In the same decade in which writers are discovering the emotional
importance of childhood and are unmasking the devastating consequences
of the way power is secretly exercised under the disguise of
child-rearing, students of psychology are spending four years at the
universities learning to regard human beings as machines in order to
gain a better understanding of how they function. When we consider how
much time and energy is devoted during these best years to wasting the
last opportunities of adolescence and to suppressing, by means of the
intellectual disciplines, the feelings that emerge with particular force
at this age, then it is no wonder that the people who have made this
sacrifice victimize their patients and clients in turn, treating them as
mere objects of knowledge instead of as autonomous, creative beings.
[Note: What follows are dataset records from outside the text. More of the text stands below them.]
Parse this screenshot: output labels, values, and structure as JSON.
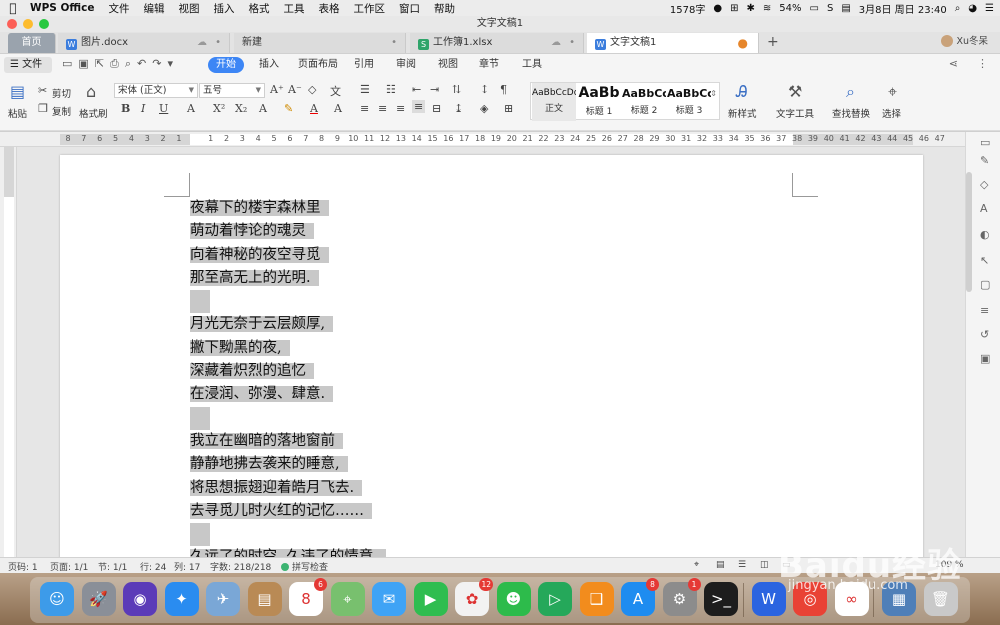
{
  "menubar": {
    "app": "WPS Office",
    "items": [
      "文件",
      "编辑",
      "视图",
      "插入",
      "格式",
      "工具",
      "表格",
      "工作区",
      "窗口",
      "帮助"
    ],
    "status": {
      "word_count": "1578字",
      "battery": "54%",
      "datetime": "3月8日 周日  23:40"
    }
  },
  "window": {
    "title": "文字文稿1"
  },
  "tabs": {
    "home": "首页",
    "items": [
      {
        "label": "图片.docx",
        "icon_color": "#3b7ddd"
      },
      {
        "label": "新建"
      },
      {
        "label": "工作簿1.xlsx",
        "icon_color": "#2fa46a"
      },
      {
        "label": "文字文稿1",
        "icon_color": "#3b7ddd"
      }
    ],
    "new_tab": "+",
    "user": "Xu冬呆"
  },
  "menu_row": {
    "file": "文件",
    "tabs": [
      "开始",
      "插入",
      "页面布局",
      "引用",
      "审阅",
      "视图",
      "章节",
      "工具"
    ]
  },
  "ribbon": {
    "paste": "粘贴",
    "cut": "剪切",
    "copy": "复制",
    "format_painter": "格式刷",
    "font_name": "宋体 (正文)",
    "font_size": "五号",
    "styles": [
      {
        "sample": "AaBbCcDd",
        "name": "正文"
      },
      {
        "sample": "AaBb",
        "name": "标题 1"
      },
      {
        "sample": "AaBbCc",
        "name": "标题 2"
      },
      {
        "sample": "AaBbCc",
        "name": "标题 3"
      }
    ],
    "new_style": "新样式",
    "text_tools": "文字工具",
    "find_replace": "查找替换",
    "select": "选择"
  },
  "ruler": {
    "ticks": [
      "8",
      "7",
      "6",
      "5",
      "4",
      "3",
      "2",
      "1",
      "",
      "1",
      "2",
      "3",
      "4",
      "5",
      "6",
      "7",
      "8",
      "9",
      "10",
      "11",
      "12",
      "13",
      "14",
      "15",
      "16",
      "17",
      "18",
      "19",
      "20",
      "21",
      "22",
      "23",
      "24",
      "25",
      "26",
      "27",
      "28",
      "29",
      "30",
      "31",
      "32",
      "33",
      "34",
      "35",
      "36",
      "37",
      "38",
      "39",
      "40",
      "41",
      "42",
      "43",
      "44",
      "45",
      "46",
      "47"
    ]
  },
  "document": {
    "lines": [
      "夜幕下的楼宇森林里",
      "萌动着悖论的魂灵",
      "向着神秘的夜空寻觅",
      "那至高无上的光明.",
      "",
      "月光无奈于云层颇厚,",
      "撇下黝黑的夜,",
      "深藏着炽烈的追忆",
      "在浸润、弥漫、肆意.",
      "",
      "我立在幽暗的落地窗前",
      "静静地拂去袭来的睡意,",
      "将思想振翅迎着皓月飞去.",
      "去寻觅儿时火红的记忆……",
      "",
      "久远了的时空, 久违了的情意."
    ]
  },
  "statusbar": {
    "page_no": "页码: 1",
    "pages": "页面: 1/1",
    "section": "节: 1/1",
    "row": "行: 24",
    "col": "列: 17",
    "chars": "字数: 218/218",
    "spell": "拼写检查",
    "zoom": "109 %"
  },
  "dock": {
    "apps": [
      {
        "name": "finder",
        "color": "#3d9be9",
        "glyph": "☺"
      },
      {
        "name": "launchpad",
        "color": "#8a8f98",
        "glyph": "🚀"
      },
      {
        "name": "siri",
        "color": "#5b3bb8",
        "glyph": "◉"
      },
      {
        "name": "safari",
        "color": "#2a8cf0",
        "glyph": "✦"
      },
      {
        "name": "preview",
        "color": "#7aa7d6",
        "glyph": "✈"
      },
      {
        "name": "contacts",
        "color": "#b98a55",
        "glyph": "▤"
      },
      {
        "name": "calendar",
        "color": "#ffffff",
        "glyph": "8",
        "badge": "6"
      },
      {
        "name": "maps",
        "color": "#78c06e",
        "glyph": "⌖"
      },
      {
        "name": "messages",
        "color": "#3fa3f5",
        "glyph": "✉"
      },
      {
        "name": "facetime",
        "color": "#2fbd50",
        "glyph": "▶"
      },
      {
        "name": "photos",
        "color": "#f2f2f2",
        "glyph": "✿",
        "badge": "12"
      },
      {
        "name": "wechat",
        "color": "#2dbb4b",
        "glyph": "☻"
      },
      {
        "name": "media",
        "color": "#25a85a",
        "glyph": "▷"
      },
      {
        "name": "books",
        "color": "#f28c1d",
        "glyph": "❑"
      },
      {
        "name": "app-store",
        "color": "#1e8cf0",
        "glyph": "A",
        "badge": "8"
      },
      {
        "name": "system-preferences",
        "color": "#8c8c8c",
        "glyph": "⚙",
        "badge": "1"
      },
      {
        "name": "terminal",
        "color": "#1d1d1d",
        "glyph": ">_"
      },
      {
        "name": "wps",
        "color": "#2b64e0",
        "glyph": "W"
      },
      {
        "name": "chrome",
        "color": "#e94235",
        "glyph": "◎"
      },
      {
        "name": "baidu-netdisk",
        "color": "#ffffff",
        "glyph": "∞"
      },
      {
        "name": "downloads",
        "color": "#4f7fb8",
        "glyph": "▦"
      },
      {
        "name": "trash",
        "color": "#c9c9c9",
        "glyph": "🗑"
      }
    ]
  },
  "colors": {
    "accent": "#3d86f5",
    "selection": "#c8c8c8"
  }
}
There are some authors of so-called objective, scientific publications
in the field of psychology who remind me of the officer in Kafka's
Penal Colony in their zeal and their consistent
self-destructiveness. In the unsuspecting, trusting attitude of Kafka's
convicted prisoner, on the other hand, we can see the students of today
who are so eager to believe that the only thing that counts in their
four years of study is their academic performance and that human
commitment is not required.
The expressionistic painters and poets active at the beginning of this
century demonstrated more understanding of the neuroses of their day (or
at any rate unconsciously imparted more information about them) than did
the contemporary professors of psychiatry. During the same period,
Freud's female patients with their hysterical symptoms were
unconsciously reenacting their childhood traumata. He succeeded in
deciphering their language, which their conventional doctors had failed
to understand. In return, he reaped not only gratitude but also
hostility, because he had dared to touch upon the taboos of his time.
Children who become too aware of things are punished for it and
internalize the coercion to such an extent that as adults they give up
the search for awareness. But because some people cannot renounce this
search in spite of coercion, there is justifiable hope that regardless
of the ever-increasing application of technology to the field of
psychological knowledge, Kafka's vision of the penal colony with its
efficient, scientifically minded persecutors and their passive victims
is valid only for certain areas of our life and perhaps not forever. For
the human soul is virtually indestructible, and its ability to rise from
the ashes remains as long as the body draws breath.